「もんじゅ」液体ナトリウム抜き出し 2031年度までに終了計画

廃炉作業が続く福井県敦賀市の高速増殖炉「もんじゅ」について日本原子力研究開発機構は、原子炉の冷却材などに使われた液体ナトリウムを抜き出す作業を2031年度までに終えるなどとする計画をまとめ、28日、原子力規制委員会に申請しました。

日本原子力研究開発機構は、もんじゅの廃炉に向けて、ことし中に原子炉内の核燃料を使用済み燃料プールに格納する作業を完了し、来年度から原子炉の冷却材などに使われた液体ナトリウムを抜き出す作業に移る計画です。

具体的には、来年度から2026年度にかけて核分裂反応に伴って発生する中性子を原子炉の外に出さないための設備「しゃへい体」を取り出したあと、2031年度までに液体ナトリウムの抜き出しを終えるということです。
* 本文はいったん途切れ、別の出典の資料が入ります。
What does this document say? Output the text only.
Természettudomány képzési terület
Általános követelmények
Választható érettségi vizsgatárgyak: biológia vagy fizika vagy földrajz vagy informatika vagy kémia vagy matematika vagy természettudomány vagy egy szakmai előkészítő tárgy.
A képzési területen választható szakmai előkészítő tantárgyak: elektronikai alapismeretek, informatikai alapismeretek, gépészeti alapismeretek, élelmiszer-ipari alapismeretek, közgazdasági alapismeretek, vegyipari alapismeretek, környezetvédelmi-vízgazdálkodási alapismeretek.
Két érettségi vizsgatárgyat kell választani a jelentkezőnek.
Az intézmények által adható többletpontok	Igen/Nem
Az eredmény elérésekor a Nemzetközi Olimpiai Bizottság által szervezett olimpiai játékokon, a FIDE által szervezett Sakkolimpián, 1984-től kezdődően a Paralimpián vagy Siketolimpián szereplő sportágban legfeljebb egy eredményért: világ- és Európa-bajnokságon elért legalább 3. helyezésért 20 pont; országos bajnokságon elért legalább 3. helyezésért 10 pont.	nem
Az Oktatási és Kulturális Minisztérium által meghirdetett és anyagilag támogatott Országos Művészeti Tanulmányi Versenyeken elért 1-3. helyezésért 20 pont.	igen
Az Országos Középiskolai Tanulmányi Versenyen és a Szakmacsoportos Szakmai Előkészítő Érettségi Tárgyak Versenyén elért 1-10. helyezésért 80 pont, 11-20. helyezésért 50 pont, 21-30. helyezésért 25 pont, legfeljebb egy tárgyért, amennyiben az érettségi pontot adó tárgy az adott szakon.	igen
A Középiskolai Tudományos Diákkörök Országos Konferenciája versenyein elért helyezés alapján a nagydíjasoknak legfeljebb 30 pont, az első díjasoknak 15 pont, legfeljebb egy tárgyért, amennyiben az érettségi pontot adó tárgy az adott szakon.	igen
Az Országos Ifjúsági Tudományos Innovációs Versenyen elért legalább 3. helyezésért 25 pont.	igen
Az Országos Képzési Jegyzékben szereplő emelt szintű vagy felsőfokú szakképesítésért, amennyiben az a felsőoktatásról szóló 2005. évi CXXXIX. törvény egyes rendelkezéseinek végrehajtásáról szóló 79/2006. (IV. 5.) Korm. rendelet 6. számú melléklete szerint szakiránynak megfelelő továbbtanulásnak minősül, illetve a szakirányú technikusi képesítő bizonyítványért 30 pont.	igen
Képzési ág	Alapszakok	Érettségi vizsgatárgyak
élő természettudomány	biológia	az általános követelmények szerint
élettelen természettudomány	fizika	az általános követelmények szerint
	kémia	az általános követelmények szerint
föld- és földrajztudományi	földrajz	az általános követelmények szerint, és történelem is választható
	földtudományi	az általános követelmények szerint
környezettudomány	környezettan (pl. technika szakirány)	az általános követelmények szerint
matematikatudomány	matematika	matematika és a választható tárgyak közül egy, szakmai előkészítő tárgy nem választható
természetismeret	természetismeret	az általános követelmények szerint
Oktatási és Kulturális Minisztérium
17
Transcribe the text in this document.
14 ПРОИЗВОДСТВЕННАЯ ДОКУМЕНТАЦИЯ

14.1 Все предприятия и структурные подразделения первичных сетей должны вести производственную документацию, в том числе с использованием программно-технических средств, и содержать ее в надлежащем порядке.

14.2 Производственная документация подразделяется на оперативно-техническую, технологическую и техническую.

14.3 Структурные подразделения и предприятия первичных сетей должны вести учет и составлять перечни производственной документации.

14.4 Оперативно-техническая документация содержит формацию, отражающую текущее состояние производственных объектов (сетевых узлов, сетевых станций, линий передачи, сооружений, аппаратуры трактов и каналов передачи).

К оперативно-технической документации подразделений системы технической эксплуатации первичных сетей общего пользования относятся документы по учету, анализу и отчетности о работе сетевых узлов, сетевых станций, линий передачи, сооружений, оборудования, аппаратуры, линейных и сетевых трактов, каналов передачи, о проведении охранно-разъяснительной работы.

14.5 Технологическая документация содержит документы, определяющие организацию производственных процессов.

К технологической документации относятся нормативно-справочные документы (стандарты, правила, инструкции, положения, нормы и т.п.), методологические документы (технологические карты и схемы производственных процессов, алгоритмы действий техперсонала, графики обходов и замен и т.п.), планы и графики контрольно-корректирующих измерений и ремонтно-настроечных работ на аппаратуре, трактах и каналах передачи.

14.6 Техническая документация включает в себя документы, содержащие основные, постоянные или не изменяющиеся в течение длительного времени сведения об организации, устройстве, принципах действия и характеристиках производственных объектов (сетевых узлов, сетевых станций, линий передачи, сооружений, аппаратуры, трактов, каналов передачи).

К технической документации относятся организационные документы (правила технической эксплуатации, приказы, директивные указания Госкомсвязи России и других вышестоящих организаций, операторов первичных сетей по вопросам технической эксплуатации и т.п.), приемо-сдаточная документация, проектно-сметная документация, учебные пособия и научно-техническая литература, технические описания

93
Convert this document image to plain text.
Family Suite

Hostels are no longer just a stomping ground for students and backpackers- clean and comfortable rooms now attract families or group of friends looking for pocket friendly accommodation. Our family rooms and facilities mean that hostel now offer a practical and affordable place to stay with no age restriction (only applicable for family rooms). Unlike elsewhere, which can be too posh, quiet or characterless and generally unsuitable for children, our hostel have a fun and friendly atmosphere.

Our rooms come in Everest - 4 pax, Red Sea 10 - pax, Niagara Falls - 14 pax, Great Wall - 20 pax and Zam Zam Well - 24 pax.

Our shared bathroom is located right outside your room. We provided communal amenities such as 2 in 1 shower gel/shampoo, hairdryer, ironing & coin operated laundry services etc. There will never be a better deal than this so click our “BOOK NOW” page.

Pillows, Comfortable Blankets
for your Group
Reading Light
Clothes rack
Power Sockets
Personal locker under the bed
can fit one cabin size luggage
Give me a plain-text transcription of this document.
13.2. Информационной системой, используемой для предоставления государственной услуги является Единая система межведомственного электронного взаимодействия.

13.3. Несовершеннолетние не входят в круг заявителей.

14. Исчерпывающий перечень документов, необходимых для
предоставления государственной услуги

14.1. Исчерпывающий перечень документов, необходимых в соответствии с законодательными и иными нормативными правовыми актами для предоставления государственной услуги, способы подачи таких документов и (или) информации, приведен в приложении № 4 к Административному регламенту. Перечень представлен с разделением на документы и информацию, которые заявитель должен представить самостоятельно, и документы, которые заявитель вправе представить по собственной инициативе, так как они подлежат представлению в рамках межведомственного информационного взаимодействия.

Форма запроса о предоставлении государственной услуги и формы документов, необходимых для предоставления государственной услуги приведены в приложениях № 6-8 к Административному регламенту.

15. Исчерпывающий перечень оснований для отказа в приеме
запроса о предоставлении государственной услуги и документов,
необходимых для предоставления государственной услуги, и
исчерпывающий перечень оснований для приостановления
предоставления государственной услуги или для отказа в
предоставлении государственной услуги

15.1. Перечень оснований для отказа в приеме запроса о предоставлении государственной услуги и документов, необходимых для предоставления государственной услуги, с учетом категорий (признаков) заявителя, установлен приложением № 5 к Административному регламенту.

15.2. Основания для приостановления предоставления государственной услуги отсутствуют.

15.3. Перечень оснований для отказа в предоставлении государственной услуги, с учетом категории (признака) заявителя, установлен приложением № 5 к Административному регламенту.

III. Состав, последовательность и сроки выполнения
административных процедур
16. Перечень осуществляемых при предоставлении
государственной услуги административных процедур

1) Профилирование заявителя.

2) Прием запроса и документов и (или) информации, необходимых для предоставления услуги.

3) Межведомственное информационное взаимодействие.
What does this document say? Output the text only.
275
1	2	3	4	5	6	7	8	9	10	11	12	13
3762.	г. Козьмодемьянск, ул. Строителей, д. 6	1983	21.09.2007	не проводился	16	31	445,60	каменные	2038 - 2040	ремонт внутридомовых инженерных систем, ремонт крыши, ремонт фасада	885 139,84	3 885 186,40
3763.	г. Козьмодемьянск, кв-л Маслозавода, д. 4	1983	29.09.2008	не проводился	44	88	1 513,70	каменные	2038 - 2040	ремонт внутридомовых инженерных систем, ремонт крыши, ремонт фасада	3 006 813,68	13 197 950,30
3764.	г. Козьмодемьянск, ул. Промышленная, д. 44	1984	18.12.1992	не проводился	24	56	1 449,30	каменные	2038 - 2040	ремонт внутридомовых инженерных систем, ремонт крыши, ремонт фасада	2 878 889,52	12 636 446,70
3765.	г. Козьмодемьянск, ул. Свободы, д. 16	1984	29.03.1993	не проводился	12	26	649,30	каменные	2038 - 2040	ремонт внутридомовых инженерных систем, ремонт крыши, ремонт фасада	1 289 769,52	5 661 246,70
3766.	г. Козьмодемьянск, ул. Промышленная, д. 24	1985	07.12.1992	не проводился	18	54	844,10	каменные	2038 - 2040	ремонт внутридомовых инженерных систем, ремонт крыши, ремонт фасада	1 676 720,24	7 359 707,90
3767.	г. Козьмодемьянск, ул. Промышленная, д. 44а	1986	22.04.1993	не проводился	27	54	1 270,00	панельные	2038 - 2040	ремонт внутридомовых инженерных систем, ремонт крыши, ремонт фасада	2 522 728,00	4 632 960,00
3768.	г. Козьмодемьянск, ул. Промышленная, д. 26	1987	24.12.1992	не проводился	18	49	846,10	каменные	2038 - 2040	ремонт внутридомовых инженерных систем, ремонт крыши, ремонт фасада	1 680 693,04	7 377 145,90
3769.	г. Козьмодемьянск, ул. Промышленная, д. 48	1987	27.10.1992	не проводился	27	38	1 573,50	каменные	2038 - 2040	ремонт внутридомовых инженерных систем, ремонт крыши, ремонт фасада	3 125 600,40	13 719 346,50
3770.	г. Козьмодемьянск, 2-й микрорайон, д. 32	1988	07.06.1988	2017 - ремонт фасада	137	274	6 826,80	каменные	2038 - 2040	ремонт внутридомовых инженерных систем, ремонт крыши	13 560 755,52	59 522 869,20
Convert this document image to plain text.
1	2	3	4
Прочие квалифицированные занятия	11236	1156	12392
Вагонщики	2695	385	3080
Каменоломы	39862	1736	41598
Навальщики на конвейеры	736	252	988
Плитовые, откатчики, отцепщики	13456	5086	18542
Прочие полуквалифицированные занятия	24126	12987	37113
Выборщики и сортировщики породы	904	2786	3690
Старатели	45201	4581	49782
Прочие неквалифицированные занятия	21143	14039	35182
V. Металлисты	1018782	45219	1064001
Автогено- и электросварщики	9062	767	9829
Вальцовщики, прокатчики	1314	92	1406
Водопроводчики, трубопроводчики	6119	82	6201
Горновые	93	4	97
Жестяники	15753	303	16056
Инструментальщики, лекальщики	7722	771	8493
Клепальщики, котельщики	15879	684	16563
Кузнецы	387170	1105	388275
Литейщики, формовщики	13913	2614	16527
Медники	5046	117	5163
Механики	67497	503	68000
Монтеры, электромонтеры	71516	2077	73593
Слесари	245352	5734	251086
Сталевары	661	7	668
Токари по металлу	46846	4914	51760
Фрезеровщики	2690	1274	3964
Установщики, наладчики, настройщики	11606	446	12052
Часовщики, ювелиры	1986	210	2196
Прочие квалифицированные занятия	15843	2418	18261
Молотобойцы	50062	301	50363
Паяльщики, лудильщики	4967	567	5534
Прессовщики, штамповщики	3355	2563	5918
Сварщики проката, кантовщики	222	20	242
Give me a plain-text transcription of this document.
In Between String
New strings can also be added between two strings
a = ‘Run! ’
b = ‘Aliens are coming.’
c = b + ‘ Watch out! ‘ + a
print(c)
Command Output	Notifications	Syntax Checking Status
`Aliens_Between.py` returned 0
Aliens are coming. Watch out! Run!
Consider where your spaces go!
また、来年度以降、発電施設に設置されているタービン発電機や給水加熱器などの撤去を始めるとしていて、この計画について原子力機構は28日、原子力規制委員会に申請したということです。

計画の内容について報告を受けた福井県の野路博之安全環境部長は「もんじゅとして初めて本格的な解体作業が始まることになる。現場の安全対策などを十分に行ってほしい」と話していました。